Nowhere in the New Testament will you see that.

Instead, in 1 Corinthians, 1 Timothy, 2 Timothy, Titus you will see the local church presented as the outpost of the Kingdom where the Gospel is proclaimed, and which individual Christians have been adopted and grafted into.

A faithful family of committed members whose adoration for Jesus spills over into devotion for each other and for the lost.

The Word preached, unbelievers repenting and believing, believers living in obedience and then mobilizing for the Kingdom.

Quite different from an Apple Store, isn’t it?

A.W. Tozer said it far better than I ever will (as quoted in “He is Not Silent,” by Al Mohler):


“We have the breezy, self-confident Christians with little affinity for Christ and His cross. We have the joy-bell boys that can bounce out there and look as much like a game show host as possible. Yet, are they doing it for Jesus’ sake?! The hypocrites! They’re not doing it for Jesus’ sake at all; they are doing it in their own carnal flesh and are using the church as a theater because they haven’t yet reached the place where the legitimate theater would take them…

“It is now common practice in most evangelical churches to offer the people, especially the young people, the maximum of entertainment and a minimum of serious instruction. It is scarcely possible in most places to get anyone to attend meeting where the only attraction is God. One can only conclude that God’s professed children are bored with Him, for they must be wooed to meeting with a stick of striped candy in the form of religious movies, games and refreshments…
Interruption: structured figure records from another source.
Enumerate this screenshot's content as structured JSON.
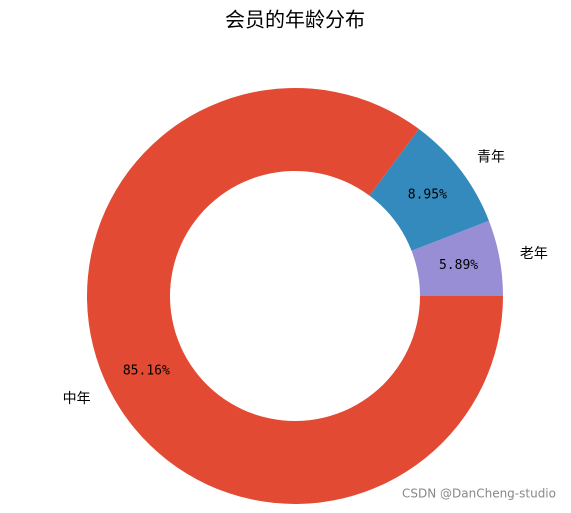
{
  "chart_data": {
    "type": "donut",
    "title": "会员的年龄分布",
    "categories": [
      "老年",
      "青年",
      "中年"
    ],
    "values": [
      5.89,
      8.95,
      85.16
    ],
    "value_labels": [
      "5.89%",
      "8.95%",
      "85.16%"
    ],
    "colors": [
      "#988ED5",
      "#348ABD",
      "#E24A33"
    ]
  },
  "watermark": "CSDN @DanCheng-studio"
}
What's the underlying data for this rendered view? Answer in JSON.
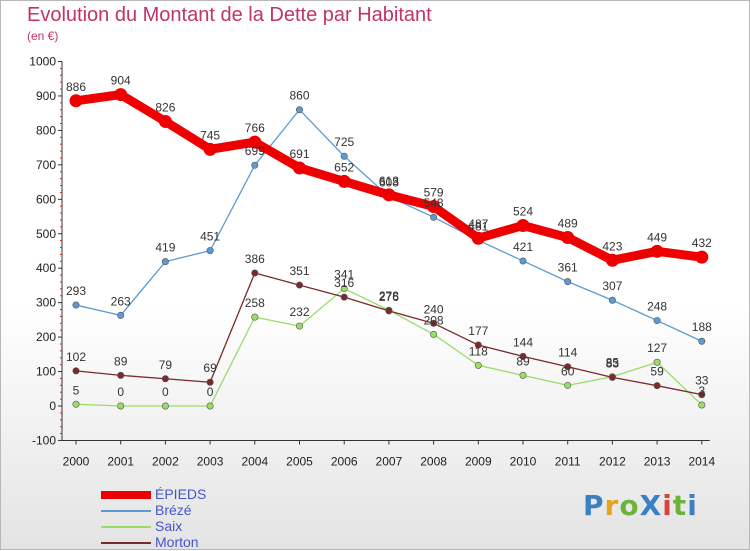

“Any objection to the carryings-on of our present golden calf Christianity is met with the triumphant reply, ‘But we are winning them!’ And winning them to what? To true discipleship? To cross-carrying? To self-denial? To separation from the world? To crucifixion of the flesh? To holy living? To nobility of character? To a despising of the world’s treasures? To hard self-discipline? To love for God? To total commital to Christ? Of course the answer to all these questions is ‘no.'”

Real churches made up of real members offering the real Gospel spells real hope.

I should desire and pray for that more, and look for what will suit my fancy less.

If we want to create true worshipers we must worship in truth.